Monitoring & Startkriterien
Vor dem Start klären Anamnese, Ultraschall (AFC), Hormonstatus (inkl. AMH) und je nach Region Infektionsscreenings das Ausgangsrisiko. Während der Stimulation steuern 2–4 Ultraschall- und ggf. Estradiolkontrollen Dosis und Trigger-Zeitpunkt.
- Startkriterien: AMH/AFC, Alter, BMI, Zyklusmuster, Vorbehandlungen, Begleiterkrankungen.
- Zielgrößen: IUI meist 1–3 Leitfollikel; IVF/ICSI zielt auf eine moderate „gute“ Eizellzahl.
- Trigger: bei führenden Follikeln ca. 17–20 mm (klinikspezifisch).
Allgemeine Empfehlungen zur Steuerung finden sich in NICE und der ESHRE-Guideline.
Ablauf Schritt für Schritt
- Start: Zyklustag 2–3 mit Tabletten oder Injektionen.
- Kontrollen: Ultraschall und ggf. E2 zur Dosisanpassung; Antagonist bei ausreichendem Follikelwachstum.
- Trigger: hCG oder GnRH-Agonist zur finalen Reifung.
- Weiteres Vorgehen: IVF/ICSI-Punktion ~34–36 h nach Trigger; IUI zeitnah nach Auslösung.
- Lutealphase: Progesteron gemäß Klinikstandard.
Vertiefung: Methodenüberblick IVF/ICSI, IUI sowie Abgrenzung zur ICI/Heim-Insemination.
Erfolg & Eizellausbeute
Erfolgsraten hängen stark von Alter, Ursache, Laborkette und Embryostadium ab. Viele Zentren streben bei IVF/ICSI eine mittlere Eizellzahl an; bei IUI reicht meist ein einzelner Leitfollikel. Leitlinien empfehlen, Protokoll- und Dosiswahl am individuellen Risiko zu orientieren, nicht an Maximalzahlen (ESHRE).
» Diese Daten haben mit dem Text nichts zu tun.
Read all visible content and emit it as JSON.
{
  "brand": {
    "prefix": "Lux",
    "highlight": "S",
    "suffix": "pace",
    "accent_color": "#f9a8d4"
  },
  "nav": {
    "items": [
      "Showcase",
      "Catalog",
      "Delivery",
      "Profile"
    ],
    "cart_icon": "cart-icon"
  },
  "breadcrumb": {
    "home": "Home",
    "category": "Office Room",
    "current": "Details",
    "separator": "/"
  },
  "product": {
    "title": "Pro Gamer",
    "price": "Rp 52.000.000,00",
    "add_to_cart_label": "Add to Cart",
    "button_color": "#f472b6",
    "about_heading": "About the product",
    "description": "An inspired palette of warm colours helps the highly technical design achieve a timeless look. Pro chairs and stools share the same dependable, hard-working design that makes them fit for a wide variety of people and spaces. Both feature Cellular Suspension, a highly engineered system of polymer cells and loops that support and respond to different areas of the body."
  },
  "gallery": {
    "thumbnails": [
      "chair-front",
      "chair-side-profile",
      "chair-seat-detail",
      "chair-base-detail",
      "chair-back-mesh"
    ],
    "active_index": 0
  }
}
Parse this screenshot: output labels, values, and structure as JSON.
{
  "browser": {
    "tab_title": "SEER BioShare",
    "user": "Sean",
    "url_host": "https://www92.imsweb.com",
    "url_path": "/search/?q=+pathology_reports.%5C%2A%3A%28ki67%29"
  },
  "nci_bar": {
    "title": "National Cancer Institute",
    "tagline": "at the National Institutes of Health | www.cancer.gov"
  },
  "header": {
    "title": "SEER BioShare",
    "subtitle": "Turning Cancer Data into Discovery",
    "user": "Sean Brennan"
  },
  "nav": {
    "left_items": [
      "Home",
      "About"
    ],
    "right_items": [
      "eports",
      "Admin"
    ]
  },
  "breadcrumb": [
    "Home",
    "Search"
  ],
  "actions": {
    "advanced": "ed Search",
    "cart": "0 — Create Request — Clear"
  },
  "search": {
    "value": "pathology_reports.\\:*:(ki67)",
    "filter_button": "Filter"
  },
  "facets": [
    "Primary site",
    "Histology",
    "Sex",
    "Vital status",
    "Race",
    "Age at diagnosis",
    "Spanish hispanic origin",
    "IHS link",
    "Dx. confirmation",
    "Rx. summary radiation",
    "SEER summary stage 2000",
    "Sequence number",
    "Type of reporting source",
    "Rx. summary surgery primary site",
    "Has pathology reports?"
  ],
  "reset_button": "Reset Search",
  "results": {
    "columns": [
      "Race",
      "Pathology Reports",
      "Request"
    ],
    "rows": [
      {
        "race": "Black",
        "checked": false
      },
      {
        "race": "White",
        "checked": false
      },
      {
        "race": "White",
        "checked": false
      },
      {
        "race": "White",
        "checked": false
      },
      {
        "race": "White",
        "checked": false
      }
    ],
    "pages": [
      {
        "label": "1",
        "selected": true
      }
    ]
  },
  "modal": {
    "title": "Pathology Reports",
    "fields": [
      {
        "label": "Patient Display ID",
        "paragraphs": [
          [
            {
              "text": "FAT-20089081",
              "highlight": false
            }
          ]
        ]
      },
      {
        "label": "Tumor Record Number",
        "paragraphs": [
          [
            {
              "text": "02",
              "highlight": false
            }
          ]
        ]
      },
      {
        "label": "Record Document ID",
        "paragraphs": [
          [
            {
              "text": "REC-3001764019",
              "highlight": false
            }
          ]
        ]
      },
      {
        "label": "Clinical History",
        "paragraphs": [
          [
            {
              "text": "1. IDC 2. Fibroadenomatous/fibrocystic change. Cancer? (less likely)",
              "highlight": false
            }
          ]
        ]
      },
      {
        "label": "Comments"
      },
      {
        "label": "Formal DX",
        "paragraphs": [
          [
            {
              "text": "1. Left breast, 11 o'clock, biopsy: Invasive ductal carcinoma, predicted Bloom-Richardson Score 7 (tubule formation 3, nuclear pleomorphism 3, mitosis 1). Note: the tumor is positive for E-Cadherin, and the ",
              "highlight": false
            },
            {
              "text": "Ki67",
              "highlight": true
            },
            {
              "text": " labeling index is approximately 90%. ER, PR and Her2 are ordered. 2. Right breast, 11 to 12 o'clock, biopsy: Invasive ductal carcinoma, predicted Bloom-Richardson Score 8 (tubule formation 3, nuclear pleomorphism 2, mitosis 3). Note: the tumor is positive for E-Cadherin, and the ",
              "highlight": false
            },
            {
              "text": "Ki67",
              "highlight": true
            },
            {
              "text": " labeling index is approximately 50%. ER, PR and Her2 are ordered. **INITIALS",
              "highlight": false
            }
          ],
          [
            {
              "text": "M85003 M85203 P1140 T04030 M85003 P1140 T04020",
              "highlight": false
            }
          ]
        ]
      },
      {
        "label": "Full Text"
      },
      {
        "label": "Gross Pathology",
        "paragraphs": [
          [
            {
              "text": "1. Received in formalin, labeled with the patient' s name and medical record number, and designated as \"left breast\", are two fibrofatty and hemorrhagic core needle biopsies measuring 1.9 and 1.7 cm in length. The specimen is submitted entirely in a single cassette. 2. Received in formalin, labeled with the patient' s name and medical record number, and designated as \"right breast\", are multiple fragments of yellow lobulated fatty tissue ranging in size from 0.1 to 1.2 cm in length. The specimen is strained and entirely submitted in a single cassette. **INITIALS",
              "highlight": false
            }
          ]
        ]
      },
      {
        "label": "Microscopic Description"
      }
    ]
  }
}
Sicherheit & OHSS-Prävention
OHSS (ovarielles Hyperstimulationssyndrom) ist selten, aber relevant. Risikofaktoren: hohes AMH/AFC, PCOS, junges Alter, hohe E2-Spiegel, aggressive Dosen. Präventionsbausteine: Antagonistenprotokoll, konservative Dosierung, GnRH-Agonist-Trigger, ggf. „Freeze-all“, enges Monitoring. Warnzeichen: rasche Gewichtszunahme, zunehmender Bauchumfang/Schmerz, Atemnot, anhaltendes Erbrechen. Patienteninfos: NHS zu OHSS.
Lutealphasen-Support
Nach IVF/ICSI ist eine Progesteron-Unterstützung Standard; nach IUI variiert sie international. Formen: Vaginalgel, -kapseln, seltener Injektionen. Dauer üblicherweise bis zum Schwangerschaftstest bzw. in die frühe Schwangerschaft – nach Klinikprotokoll.
Vergleich & Alternativen
| Ansatz | Typisch für | Vorteile | Beachten |
|---|---|---|---|
| Antagonistenprotokoll | IVF/ICSI | Flexibel, geringeres OHSS-Risiko | Tägliche Injektionen, Kontrolldichte |
| Agonistenprotokoll | Selektive Indikationen | Planbarkeit, labortechnische Vorteile | Längere Dauer, mehr Nebenwirkungen möglich |
| Mild / natural-modified | IUI, mild-IVF | Weniger Nebenwirkungen, teils geringere Kosten | Geringere Eizellzahl; nicht für alle Profile |
Optionen mit geringerer Medikamentenlast erklärt die HFEA patientenverständlich.
Wann zur Ärztin/zum Arzt?
Sofortige Abklärung bei starken Bauchschmerzen, Atemnot, anhaltendem Erbrechen, Schwindel, rascher Gewichtszunahme oder deutlich zunehmendem Bauchumfang während/nach der Stimulation. Auch bei ausbleibendem Follikelwachstum, wiederholt zu vielen Follikeln für IUI oder starken Nebenwirkungen sollte die Strategie angepasst werden. Ovarialstimulation gehört immer in ärztliche Hände mit strukturiertem Monitoring.
Fazit
International gilt: individuell planen, eng überwachen, Risiken aktiv managen. Mit passender Protokollwahl, konservativer Dosierung, sicherem Trigger und klaren Alarmzeichen lässt sich die Ovarialstimulation wirksam und verantwortungsvoll durchführen – ob für IUI oder IVF/ICSI.